Certain groups of words have intentionally been left out of my Glossary for Adam Smith’s The Wealth of Nations. Here’s an outline of which types of words, and why.

To begin, the Glossary does not provide explanations of terms that, even while potentially confusing on their own, make sense in context. For example, when Smith writes…

“The following goods, however, were excepted: alum, lead, lead ore, tin, tanned leather, copperas, coals, wool cards, white woolen cloths, lapis calaminaris, skins of all sorts, glue, coney hair or wool, hares’ wool, hair of all sorts, horses, and litharge of lead.”

…the reader does not need to know what “lapis calaminaris” actually is, in order to understand the point of the sentence — namely, that the law being discussed made exceptions for a large number of kinds of goods.

Secondly, I also have not generally included words that had a special significance in Smith’s 18th Century Great Britain. The word “parish”, is a good example. At one point in The Wealth of Nations, Smith refers to the role of parishes in governing the lives of workers. The word “parish” of course is in current usage, though it will be most familiar to members of certain Christian church groups. Modern readers may well be mildly confused by the particular way in which Smith uses the term, because most modern societies no longer give church parishes any government function at all. However, this problem cannot be eliminated by any simple substitution of terms — to explain the significance of parishes in 18th Century Great Britain requires more some understanding of the socio-political context, and goes beyond what can be provided in a simple Glossary.

Thirdly, I have omitted words that Smith himself explains. For example, Smith refers at one point to “a prohibition … of claying or refining sugar for any foreign market.” The word “claying” may of course be unfamiliar, but Smith himself explains that it means “refining.”

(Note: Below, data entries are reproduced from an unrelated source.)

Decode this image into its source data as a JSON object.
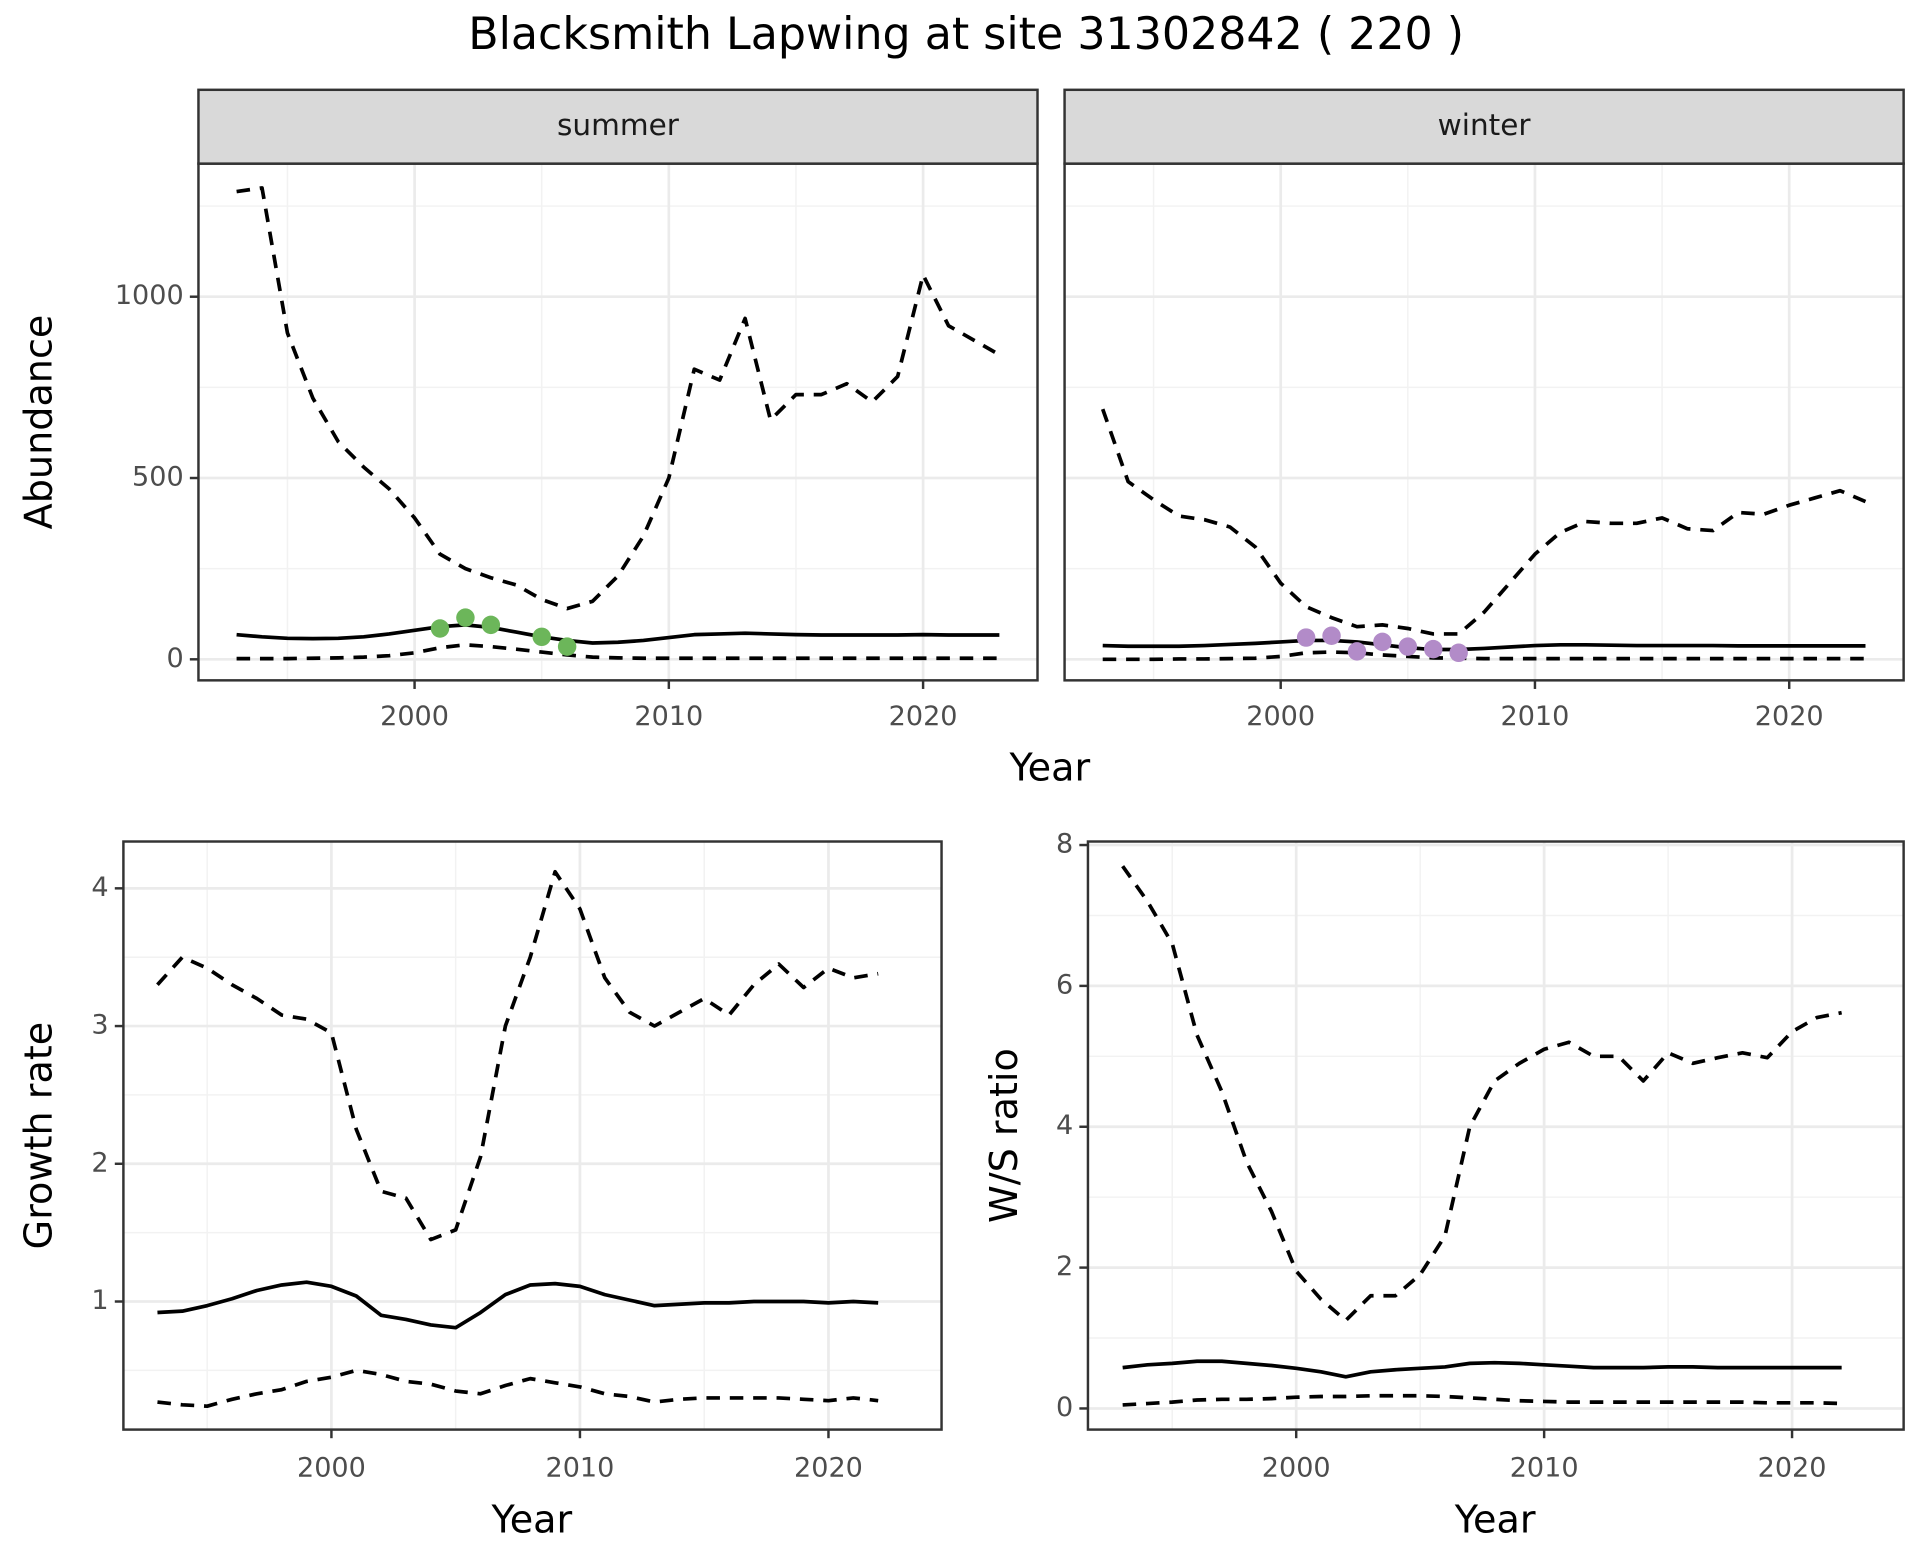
{
  "title": "Blacksmith Lapwing at site 31302842 ( 220 )",
  "chart_data": [
    {
      "type": "line",
      "strip": "summer",
      "ylabel": "Abundance",
      "xlabel": "Year",
      "x": [
        1993,
        1994,
        1995,
        1996,
        1997,
        1998,
        1999,
        2000,
        2001,
        2002,
        2003,
        2004,
        2005,
        2006,
        2007,
        2008,
        2009,
        2010,
        2011,
        2012,
        2013,
        2014,
        2015,
        2016,
        2017,
        2018,
        2019,
        2020,
        2021,
        2022,
        2023
      ],
      "xlim": [
        1991.5,
        2024.5
      ],
      "xticks": [
        2000,
        2010,
        2020
      ],
      "ylim": [
        -58,
        1367
      ],
      "yticks": [
        0,
        500,
        1000
      ],
      "grid": true,
      "series": [
        {
          "color": "#000000",
          "dashed": true,
          "values": [
            1290,
            1300,
            900,
            720,
            600,
            530,
            470,
            390,
            290,
            250,
            225,
            205,
            165,
            140,
            160,
            230,
            340,
            500,
            800,
            770,
            940,
            660,
            730,
            730,
            760,
            710,
            780,
            1060,
            920,
            880,
            840
          ]
        },
        {
          "color": "#000000",
          "dashed": false,
          "values": [
            68,
            62,
            58,
            57,
            58,
            62,
            70,
            80,
            90,
            95,
            88,
            75,
            62,
            52,
            45,
            47,
            52,
            60,
            68,
            70,
            72,
            70,
            68,
            67,
            67,
            67,
            67,
            68,
            67,
            67,
            67
          ]
        },
        {
          "color": "#000000",
          "dashed": true,
          "values": [
            2,
            2,
            2,
            3,
            4,
            6,
            10,
            18,
            32,
            40,
            35,
            28,
            20,
            12,
            6,
            4,
            3,
            3,
            3,
            3,
            3,
            3,
            3,
            3,
            3,
            3,
            3,
            3,
            3,
            3,
            3
          ]
        }
      ],
      "points": {
        "color": "#6cb65a",
        "x": [
          2001,
          2002,
          2003,
          2005,
          2006
        ],
        "values": [
          85,
          115,
          95,
          62,
          35
        ]
      }
    },
    {
      "type": "line",
      "strip": "winter",
      "x": [
        1993,
        1994,
        1995,
        1996,
        1997,
        1998,
        1999,
        2000,
        2001,
        2002,
        2003,
        2004,
        2005,
        2006,
        2007,
        2008,
        2009,
        2010,
        2011,
        2012,
        2013,
        2014,
        2015,
        2016,
        2017,
        2018,
        2019,
        2020,
        2021,
        2022,
        2023
      ],
      "xlim": [
        1991.5,
        2024.5
      ],
      "xticks": [
        2000,
        2010,
        2020
      ],
      "ylim": [
        -58,
        1367
      ],
      "yticks": [
        0,
        500,
        1000
      ],
      "grid": true,
      "series": [
        {
          "color": "#000000",
          "dashed": true,
          "values": [
            690,
            490,
            440,
            395,
            385,
            365,
            310,
            210,
            145,
            115,
            90,
            95,
            85,
            70,
            70,
            130,
            210,
            290,
            350,
            380,
            375,
            375,
            390,
            360,
            355,
            405,
            400,
            425,
            445,
            465,
            435
          ]
        },
        {
          "color": "#000000",
          "dashed": false,
          "values": [
            38,
            36,
            36,
            36,
            38,
            41,
            44,
            48,
            52,
            52,
            48,
            40,
            32,
            27,
            27,
            30,
            34,
            38,
            40,
            40,
            39,
            38,
            38,
            38,
            38,
            37,
            37,
            37,
            37,
            37,
            37
          ]
        },
        {
          "color": "#000000",
          "dashed": true,
          "values": [
            0,
            0,
            0,
            1,
            1,
            2,
            3,
            8,
            18,
            20,
            18,
            12,
            8,
            4,
            3,
            2,
            2,
            2,
            2,
            2,
            2,
            2,
            2,
            2,
            2,
            2,
            2,
            2,
            2,
            2,
            2
          ]
        }
      ],
      "points": {
        "color": "#b28bc8",
        "x": [
          2001,
          2002,
          2003,
          2004,
          2005,
          2006,
          2007
        ],
        "values": [
          60,
          65,
          22,
          48,
          35,
          28,
          18
        ]
      }
    },
    {
      "type": "line",
      "ylabel": "Growth rate",
      "xlabel": "Year",
      "x": [
        1993,
        1994,
        1995,
        1996,
        1997,
        1998,
        1999,
        2000,
        2001,
        2002,
        2003,
        2004,
        2005,
        2006,
        2007,
        2008,
        2009,
        2010,
        2011,
        2012,
        2013,
        2014,
        2015,
        2016,
        2017,
        2018,
        2019,
        2020,
        2021,
        2022
      ],
      "xlim": [
        1991.63,
        2024.55
      ],
      "xticks": [
        2000,
        2010,
        2020
      ],
      "ylim": [
        0.07,
        4.34
      ],
      "yticks": [
        1,
        2,
        3,
        4
      ],
      "grid": true,
      "series": [
        {
          "color": "#000000",
          "dashed": true,
          "values": [
            3.3,
            3.5,
            3.42,
            3.3,
            3.2,
            3.08,
            3.05,
            2.95,
            2.25,
            1.8,
            1.75,
            1.45,
            1.52,
            2.05,
            3.0,
            3.5,
            4.12,
            3.85,
            3.35,
            3.1,
            3.0,
            3.1,
            3.2,
            3.08,
            3.3,
            3.45,
            3.28,
            3.42,
            3.35,
            3.38
          ]
        },
        {
          "color": "#000000",
          "dashed": false,
          "values": [
            0.92,
            0.93,
            0.97,
            1.02,
            1.08,
            1.12,
            1.14,
            1.11,
            1.04,
            0.9,
            0.87,
            0.83,
            0.81,
            0.92,
            1.05,
            1.12,
            1.13,
            1.11,
            1.05,
            1.01,
            0.97,
            0.98,
            0.99,
            0.99,
            1.0,
            1.0,
            1.0,
            0.99,
            1.0,
            0.99
          ]
        },
        {
          "color": "#000000",
          "dashed": true,
          "values": [
            0.27,
            0.25,
            0.24,
            0.29,
            0.33,
            0.36,
            0.42,
            0.45,
            0.5,
            0.47,
            0.42,
            0.4,
            0.35,
            0.33,
            0.39,
            0.44,
            0.41,
            0.38,
            0.33,
            0.31,
            0.27,
            0.29,
            0.3,
            0.3,
            0.3,
            0.3,
            0.29,
            0.28,
            0.3,
            0.28
          ]
        }
      ]
    },
    {
      "type": "line",
      "ylabel": "W/S ratio",
      "xlabel": "Year",
      "x": [
        1993,
        1994,
        1995,
        1996,
        1997,
        1998,
        1999,
        2000,
        2001,
        2002,
        2003,
        2004,
        2005,
        2006,
        2007,
        2008,
        2009,
        2010,
        2011,
        2012,
        2013,
        2014,
        2015,
        2016,
        2017,
        2018,
        2019,
        2020,
        2021,
        2022
      ],
      "xlim": [
        1991.6,
        2024.5
      ],
      "xticks": [
        2000,
        2010,
        2020
      ],
      "ylim": [
        -0.3,
        8.05
      ],
      "yticks": [
        0,
        2,
        4,
        6,
        8
      ],
      "grid": true,
      "series": [
        {
          "color": "#000000",
          "dashed": true,
          "values": [
            7.7,
            7.2,
            6.6,
            5.3,
            4.5,
            3.5,
            2.8,
            1.95,
            1.55,
            1.25,
            1.6,
            1.6,
            1.9,
            2.45,
            4.0,
            4.65,
            4.9,
            5.1,
            5.2,
            5.0,
            5.0,
            4.65,
            5.05,
            4.9,
            4.98,
            5.05,
            4.98,
            5.35,
            5.55,
            5.62
          ]
        },
        {
          "color": "#000000",
          "dashed": false,
          "values": [
            0.58,
            0.62,
            0.64,
            0.67,
            0.67,
            0.64,
            0.61,
            0.57,
            0.52,
            0.45,
            0.52,
            0.55,
            0.57,
            0.59,
            0.64,
            0.65,
            0.64,
            0.62,
            0.6,
            0.58,
            0.58,
            0.58,
            0.59,
            0.59,
            0.58,
            0.58,
            0.58,
            0.58,
            0.58,
            0.58
          ]
        },
        {
          "color": "#000000",
          "dashed": true,
          "values": [
            0.05,
            0.07,
            0.09,
            0.12,
            0.13,
            0.13,
            0.14,
            0.16,
            0.17,
            0.17,
            0.18,
            0.18,
            0.18,
            0.17,
            0.15,
            0.13,
            0.11,
            0.1,
            0.09,
            0.09,
            0.09,
            0.09,
            0.09,
            0.09,
            0.09,
            0.09,
            0.08,
            0.08,
            0.08,
            0.07
          ]
        }
      ]
    }
  ]
}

Finally, I have likewise left out words and phrases that refer to monetary units. When Smith writes of English “pounds and farthings” or “French sou,” many North American readers may be confused. However, in most cases the point that Smith is making – about the rise or fall of prices, or the relative value of one kind of labour to another – will generally be clear from context, the actual units of currency providing only an illustration.